«Я чертовски рад, что у меня есть ты, — однажды сказал он. — Ты — единственный человек, с которым я могу нормально поговорить и которому нравиться говорить нормально, а не лезть со всей этой мутью про Потрясную Четверку.» (Может показаться слишком самоуверенным, а сам я никогда не допытывался об этом у Джона, но мне лично показалось, что строка его песни «Help!» «я так благодарен тебе за то, что ты рядом», была адресована мне).
И все же Джон подстрекал меня пожинать коммерческие выгоды от нашей дружбы. «Слушай, Пит, — говорил он, — я хочу, чтобы ты имел как можно больше денег от знакомства со мной.»
«Перестань, Джон, — сказал я наконец, — я не хочу рисковать тем, что есть у нас с тобой. Ты же понимаешь, что все происходящее между нами совершенно конфиденциально. И если я начну фотографировать тебя, продавать свои рассказы о нас репортерам или вообще как-то наживаться на том, что я — твой приятель, это может разрушить твое доверие ко мне. Так что пусть лучше все останется, как есть.»
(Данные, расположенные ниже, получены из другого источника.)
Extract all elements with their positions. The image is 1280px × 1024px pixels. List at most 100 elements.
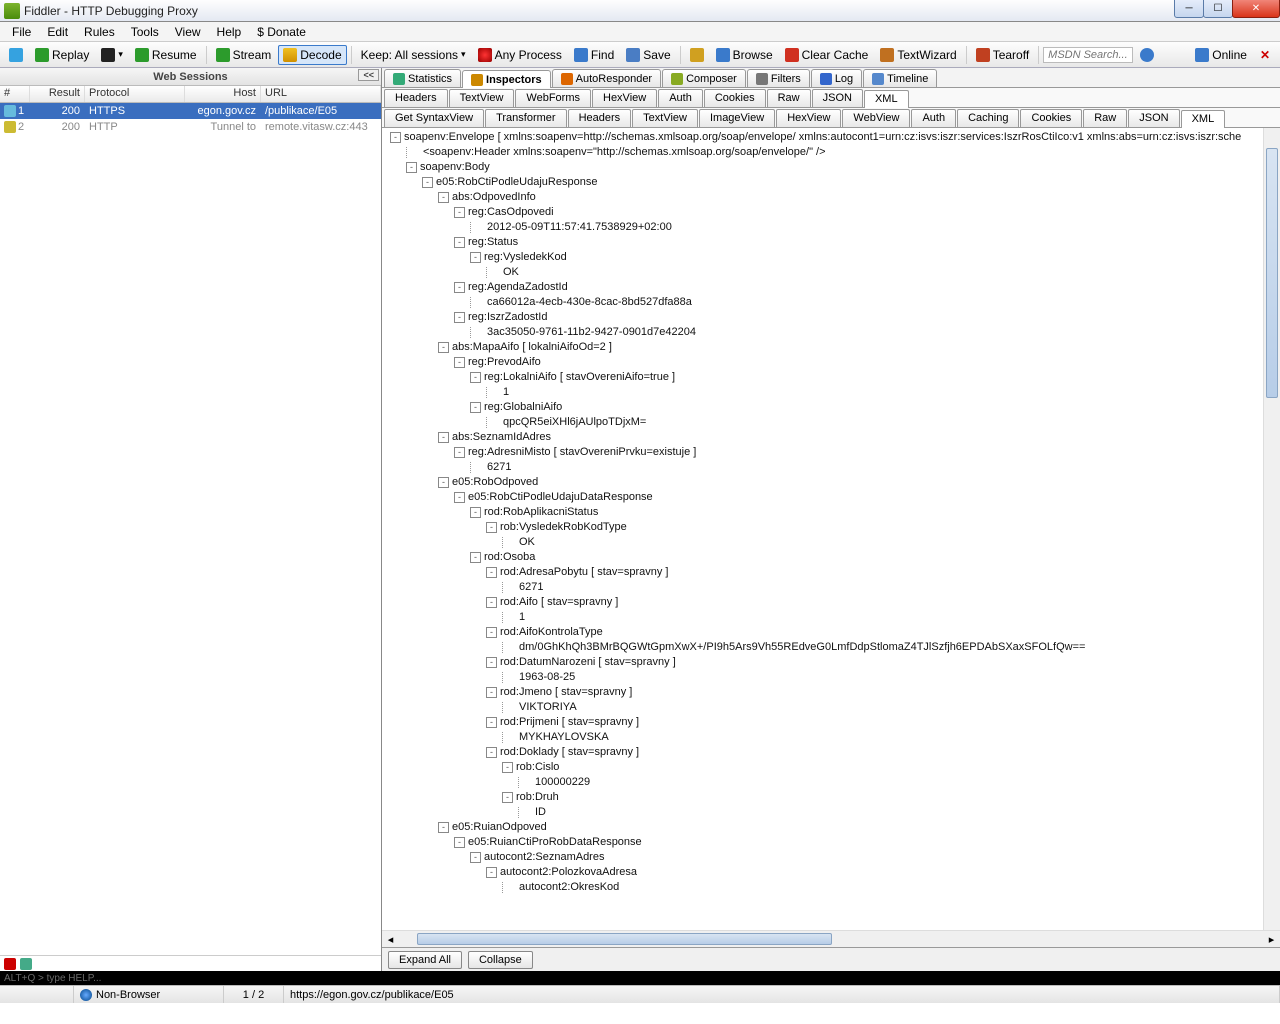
session-row[interactable]: 2200HTTPTunnel toremote.vitasw.cz:443 bbox=[0, 119, 381, 135]
xml-node[interactable]: autocont2:OkresKod bbox=[386, 880, 1276, 895]
comment-button[interactable] bbox=[4, 45, 28, 65]
menu-view[interactable]: View bbox=[167, 23, 209, 41]
sessions-grid[interactable]: 1200HTTPSegon.gov.cz/publikace/E052200HT… bbox=[0, 103, 381, 955]
expand-toggle-icon[interactable]: - bbox=[486, 597, 497, 608]
horizontal-scrollbar[interactable]: ◂▸ bbox=[382, 930, 1280, 947]
expand-toggle-icon[interactable]: - bbox=[454, 237, 465, 248]
xml-node[interactable]: -autocont2:PolozkovaAdresa bbox=[386, 865, 1276, 880]
close-toolbar-button[interactable]: ✕ bbox=[1254, 48, 1276, 62]
subtab-auth[interactable]: Auth bbox=[911, 109, 956, 127]
subtab-getsyntaxview[interactable]: Get SyntaxView bbox=[384, 109, 484, 127]
subtab-hexview[interactable]: HexView bbox=[776, 109, 841, 127]
collapse-button[interactable]: Collapse bbox=[468, 951, 533, 969]
expand-toggle-icon[interactable]: - bbox=[454, 357, 465, 368]
clear-cache-button[interactable]: Clear Cache bbox=[780, 45, 874, 65]
xml-node[interactable]: -e05:RobOdpoved bbox=[386, 475, 1276, 490]
remove-button[interactable]: ▾ bbox=[96, 45, 128, 65]
stream-button[interactable]: Stream bbox=[211, 45, 277, 65]
xml-node[interactable]: 6271 bbox=[386, 580, 1276, 595]
maximize-button[interactable]: ☐ bbox=[1203, 0, 1233, 18]
expand-toggle-icon[interactable]: - bbox=[486, 522, 497, 533]
xml-node[interactable]: <soapenv:Header xmlns:soapenv="http://sc… bbox=[386, 145, 1276, 160]
textwizard-button[interactable]: TextWizard bbox=[875, 45, 961, 65]
xml-node[interactable]: qpcQR5eiXHl6jAUlpoTDjxM= bbox=[386, 415, 1276, 430]
xml-node[interactable]: -rob:Cislo bbox=[386, 760, 1276, 775]
subtab-xml[interactable]: XML bbox=[864, 90, 909, 108]
tab-log[interactable]: Log bbox=[811, 69, 862, 87]
xml-node[interactable]: MYKHAYLOVSKA bbox=[386, 730, 1276, 745]
expand-toggle-icon[interactable]: - bbox=[438, 477, 449, 488]
xml-node[interactable]: -rod:Doklady [ stav=spravny ] bbox=[386, 745, 1276, 760]
subtab-json[interactable]: JSON bbox=[1128, 109, 1179, 127]
online-indicator[interactable]: Online bbox=[1190, 45, 1252, 65]
xml-node[interactable]: OK bbox=[386, 535, 1276, 550]
xml-node[interactable]: -e05:RobCtiPodleUdajuDataResponse bbox=[386, 490, 1276, 505]
menu-donate[interactable]: $ Donate bbox=[249, 23, 314, 41]
menu-file[interactable]: File bbox=[4, 23, 39, 41]
vertical-scrollbar[interactable] bbox=[1263, 128, 1280, 930]
subtab-textview[interactable]: TextView bbox=[449, 89, 515, 107]
tab-timeline[interactable]: Timeline bbox=[863, 69, 937, 87]
screenshot-button[interactable] bbox=[685, 45, 709, 65]
xml-node[interactable]: VIKTORIYA bbox=[386, 700, 1276, 715]
expand-toggle-icon[interactable]: - bbox=[454, 447, 465, 458]
replay-button[interactable]: Replay bbox=[30, 45, 94, 65]
subtab-json[interactable]: JSON bbox=[812, 89, 863, 107]
xml-node[interactable]: ID bbox=[386, 805, 1276, 820]
xml-node[interactable]: -abs:OdpovedInfo bbox=[386, 190, 1276, 205]
session-row[interactable]: 1200HTTPSegon.gov.cz/publikace/E05 bbox=[0, 103, 381, 119]
expand-toggle-icon[interactable]: - bbox=[470, 372, 481, 383]
expand-toggle-icon[interactable]: - bbox=[454, 207, 465, 218]
xml-node[interactable]: -soapenv:Body bbox=[386, 160, 1276, 175]
xml-node[interactable]: -reg:IszrZadostId bbox=[386, 310, 1276, 325]
menu-help[interactable]: Help bbox=[209, 23, 250, 41]
xml-node[interactable]: -reg:AgendaZadostId bbox=[386, 280, 1276, 295]
expand-toggle-icon[interactable]: - bbox=[438, 432, 449, 443]
subtab-cookies[interactable]: Cookies bbox=[1020, 109, 1082, 127]
tab-composer[interactable]: Composer bbox=[662, 69, 746, 87]
expand-toggle-icon[interactable]: - bbox=[454, 312, 465, 323]
xml-node[interactable]: -rod:RobAplikacniStatus bbox=[386, 505, 1276, 520]
expand-all-button[interactable]: Expand All bbox=[388, 951, 462, 969]
xml-node[interactable]: -reg:LokalniAifo [ stavOvereniAifo=true … bbox=[386, 370, 1276, 385]
msdn-search-input[interactable] bbox=[1043, 47, 1133, 63]
xml-node[interactable]: -reg:Status bbox=[386, 235, 1276, 250]
menu-tools[interactable]: Tools bbox=[123, 23, 167, 41]
expand-toggle-icon[interactable]: - bbox=[470, 252, 481, 263]
expand-toggle-icon[interactable]: - bbox=[486, 717, 497, 728]
expand-toggle-icon[interactable]: - bbox=[470, 852, 481, 863]
subtab-raw[interactable]: Raw bbox=[767, 89, 811, 107]
expand-toggle-icon[interactable]: - bbox=[470, 507, 481, 518]
subtab-caching[interactable]: Caching bbox=[957, 109, 1019, 127]
xml-node[interactable]: 3ac35050-9761-11b2-9427-0901d7e42204 bbox=[386, 325, 1276, 340]
expand-toggle-icon[interactable]: - bbox=[454, 837, 465, 848]
subtab-xml[interactable]: XML bbox=[1181, 110, 1226, 128]
xml-node[interactable]: 1 bbox=[386, 610, 1276, 625]
xml-node[interactable]: -rod:DatumNarozeni [ stav=spravny ] bbox=[386, 655, 1276, 670]
subtab-auth[interactable]: Auth bbox=[658, 89, 703, 107]
subtab-hexview[interactable]: HexView bbox=[592, 89, 657, 107]
minimize-button[interactable]: ─ bbox=[1174, 0, 1204, 18]
decode-button[interactable]: Decode bbox=[278, 45, 346, 65]
xml-node[interactable]: -rod:AdresaPobytu [ stav=spravny ] bbox=[386, 565, 1276, 580]
xml-node[interactable]: -reg:CasOdpovedi bbox=[386, 205, 1276, 220]
subtab-headers[interactable]: Headers bbox=[384, 89, 448, 107]
expand-toggle-icon[interactable]: - bbox=[470, 402, 481, 413]
expand-toggle-icon[interactable]: - bbox=[486, 657, 497, 668]
xml-node[interactable]: -abs:MapaAifo [ lokalniAifoOd=2 ] bbox=[386, 340, 1276, 355]
subtab-textview[interactable]: TextView bbox=[632, 109, 698, 127]
expand-toggle-icon[interactable]: - bbox=[422, 177, 433, 188]
expand-toggle-icon[interactable]: - bbox=[486, 867, 497, 878]
xml-node[interactable]: -rob:VysledekRobKodType bbox=[386, 520, 1276, 535]
expand-toggle-icon[interactable]: - bbox=[470, 552, 481, 563]
xml-node[interactable]: 1 bbox=[386, 385, 1276, 400]
subtab-imageview[interactable]: ImageView bbox=[699, 109, 775, 127]
keep-sessions-button[interactable]: Keep: All sessions ▾ bbox=[356, 45, 471, 65]
expand-toggle-icon[interactable]: - bbox=[502, 792, 513, 803]
xml-node[interactable]: -e05:RuianCtiProRobDataResponse bbox=[386, 835, 1276, 850]
tab-statistics[interactable]: Statistics bbox=[384, 69, 461, 87]
expand-toggle-icon[interactable]: - bbox=[486, 747, 497, 758]
xml-node[interactable]: 2012-05-09T11:57:41.7538929+02:00 bbox=[386, 220, 1276, 235]
xml-node[interactable]: -soapenv:Envelope [ xmlns:soapenv=http:/… bbox=[386, 130, 1276, 145]
xml-node[interactable]: -reg:PrevodAifo bbox=[386, 355, 1276, 370]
«Как хочешь, — пожал он плечами. — Тут все зависит от тебя.» (Единственными двумя писателями, пробившими брешь в моем обете молчания при жизни Джона были Хантер Дэвис, создатель «авторизованной биографии БИТЛЗ», которому я дал интервью по личной просьбе Джона, и Филип Норман, автор биографии БИТЛЗ «Shout!», которому я неофициально рассказал о Джоне — о событиях и пьянках в кабаках — после того, как он заверил меня, что его книга будет просто общей историей ливерпульской поп-музыки).
В те дни частные владения Джона представляли собой крепость, окруженную высоким забором и колючей проволокой. Кенвуд, как таковой — равно как и Уэйбридж — мало интересовали его. Они были для него просто крышей над головой и убежищем от Битломании.
Переехав в Кенвуд, Джон сразу истратил еще 40.000 фунтов — сколько стоил и сам особняк — чтобы построить в нем плавательный бассейн, привести в порядок лужайки и лесонасаждения, и отремонтировать, обставить и украсить 20 комнат особняка, из которых он пользовался только тремя. Остальные содержались домохозяйкой Джона, Дороти Джарлет, в первозданной чистоте и были отведены его любимым котам, которые бродили по дому и размножались по своему усмотрению.
Сохранив многолетнюю привычку, Джон встречал утренние часы в маленькой прямоугольной комнатке, расположенной возле кухни в задней части дома. Здесь он проводил многие часы, играя на пианино и валяясь на старом крохотном канапе, которое неизменно предпочитал дорогим и витиеватым диванам и софам, которые понаставил по всему дому. Цветной телевизор непрерывно работал целый день (часто с отключенным звуком) даже если Джон читал, писал или просто сидел и смотрел в окно.